Clean URLs are easier to read, share, and remember, and search engines generally prefer descriptive, keyword-friendly paths over long parameter strings. Because everything is computed in your browser, the URLs you paste are never uploaded - useful when you are working with internal or staging addresses. Place the generated rule in the .htaccess file of the folder that contains the target script (Apache with mod_rewrite enabled). Note that this rewrite makes the pretty path serve the dynamic script transparently; to also change the links your visitors see, update the URLs your application outputs to the clean form.

How to use it

  1. 1Paste a dynamic URL that includes a query string, for example https://example.eu/product.php?id=7&cat=3.
  2. 2Read the clean URL the tool derives - a slash-separated path built from the script name and parameter values.
  3. 3Copy the generated mod_rewrite rule from the output block.
  4. 4Place the rule in the .htaccess file of the folder containing the script, on an Apache server with mod_rewrite enabled.
  5. 5Update your application's internal links to point at the new clean paths so visitors and search engines see them.

Common use cases

  • -Converting legacy PHP pages with id and category parameters into readable, SEO-friendly paths.
  • -Making product, article, or category URLs shorter and easier to share on social media or in print.
  • -Improving crawlability by giving search engines descriptive path segments instead of long query strings.
  • -Prototyping mod_rewrite patterns quickly without writing the regular expression and backreferences by hand.
  • -Standardizing clean-URL structure across a site so every dynamic page follows the same path convention.
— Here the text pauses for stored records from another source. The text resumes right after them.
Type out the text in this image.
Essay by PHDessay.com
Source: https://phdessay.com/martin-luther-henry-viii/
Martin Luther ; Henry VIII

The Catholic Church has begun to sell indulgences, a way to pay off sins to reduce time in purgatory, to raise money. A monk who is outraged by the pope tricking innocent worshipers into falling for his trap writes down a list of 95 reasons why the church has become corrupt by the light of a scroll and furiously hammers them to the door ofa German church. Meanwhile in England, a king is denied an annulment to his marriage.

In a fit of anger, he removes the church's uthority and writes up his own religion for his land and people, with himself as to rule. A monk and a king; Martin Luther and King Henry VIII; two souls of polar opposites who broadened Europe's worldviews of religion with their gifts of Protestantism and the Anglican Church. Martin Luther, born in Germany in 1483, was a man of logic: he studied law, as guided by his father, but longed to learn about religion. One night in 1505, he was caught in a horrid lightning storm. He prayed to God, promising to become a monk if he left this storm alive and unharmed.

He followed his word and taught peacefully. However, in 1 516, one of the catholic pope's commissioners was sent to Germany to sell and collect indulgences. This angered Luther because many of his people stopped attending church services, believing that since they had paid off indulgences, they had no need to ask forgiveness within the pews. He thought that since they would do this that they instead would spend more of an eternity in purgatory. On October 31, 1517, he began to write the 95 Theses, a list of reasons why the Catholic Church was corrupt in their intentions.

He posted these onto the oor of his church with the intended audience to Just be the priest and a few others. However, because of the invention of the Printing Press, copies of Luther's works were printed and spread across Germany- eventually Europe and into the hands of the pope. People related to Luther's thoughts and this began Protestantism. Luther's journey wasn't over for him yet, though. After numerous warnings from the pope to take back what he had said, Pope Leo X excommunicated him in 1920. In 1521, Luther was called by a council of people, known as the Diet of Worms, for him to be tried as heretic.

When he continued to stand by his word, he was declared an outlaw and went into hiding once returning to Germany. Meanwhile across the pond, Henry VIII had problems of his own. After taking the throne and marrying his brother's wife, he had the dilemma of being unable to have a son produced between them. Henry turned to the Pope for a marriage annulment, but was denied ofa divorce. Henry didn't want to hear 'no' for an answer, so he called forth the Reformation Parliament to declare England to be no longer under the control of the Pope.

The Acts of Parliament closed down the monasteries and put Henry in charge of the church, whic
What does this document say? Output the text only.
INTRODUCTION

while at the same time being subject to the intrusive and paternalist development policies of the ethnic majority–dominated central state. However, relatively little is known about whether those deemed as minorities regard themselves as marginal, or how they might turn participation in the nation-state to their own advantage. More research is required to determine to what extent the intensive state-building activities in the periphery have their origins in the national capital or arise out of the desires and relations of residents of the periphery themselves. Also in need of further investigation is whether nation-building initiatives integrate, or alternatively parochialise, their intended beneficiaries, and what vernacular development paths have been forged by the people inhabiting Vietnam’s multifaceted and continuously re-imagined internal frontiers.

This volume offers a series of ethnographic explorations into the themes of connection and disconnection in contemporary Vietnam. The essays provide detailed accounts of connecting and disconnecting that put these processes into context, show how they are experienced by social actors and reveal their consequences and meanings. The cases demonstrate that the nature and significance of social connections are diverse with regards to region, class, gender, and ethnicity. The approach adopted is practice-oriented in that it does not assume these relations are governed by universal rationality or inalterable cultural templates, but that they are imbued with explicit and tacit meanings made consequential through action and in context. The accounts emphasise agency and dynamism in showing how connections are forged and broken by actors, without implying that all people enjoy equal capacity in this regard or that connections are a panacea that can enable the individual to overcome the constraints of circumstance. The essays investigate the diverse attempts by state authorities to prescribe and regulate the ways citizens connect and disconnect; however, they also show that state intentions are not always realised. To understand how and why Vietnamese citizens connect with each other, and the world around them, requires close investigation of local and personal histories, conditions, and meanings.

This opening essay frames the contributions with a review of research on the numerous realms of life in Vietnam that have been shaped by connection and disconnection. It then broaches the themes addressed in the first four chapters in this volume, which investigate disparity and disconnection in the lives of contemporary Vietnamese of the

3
Frequently asked questions

What is a URL rewrite?
A URL rewrite maps a clean, human-readable path like /product/7/3 to a dynamic script such as product.php?id=7&cat=3 behind the scenes. The visitor sees the tidy URL while the server serves the original page, using an Apache mod_rewrite rule to translate between them.
What do the L and QSA flags do in a RewriteRule?
L means Last - it stops Apache from processing further rewrite rules once this one matches. QSA means Query String Append - it preserves any extra query parameters the visitor adds to the clean URL and passes them through to the target script.
Where should I put the generated mod_rewrite rule?
Place it in the .htaccess file of the folder that contains the target script, on an Apache server with mod_rewrite enabled. The rule's pattern is relative to that directory, so putting it alongside the script keeps the paths correct.
Why does the tool say my URL has no query string?
The rewrite rule is built from the query parameters, so the URL must contain a query string such as ?id=7&cat=3. If there are no parameters there is nothing to map to path segments, and the tool asks you to add them.
Do clean URLs actually help SEO?
Descriptive, slash-separated URLs are easier for people to read and share and give search engines readable, keyword-relevant path segments instead of opaque query strings. They are one contributing factor to good on-page SEO, though not a ranking guarantee on their own.
Is the URL I paste uploaded anywhere?
No. The URL Rewrite Generator runs entirely in your browser, so the addresses you paste - including internal or staging URLs - are processed locally and never sent to any server.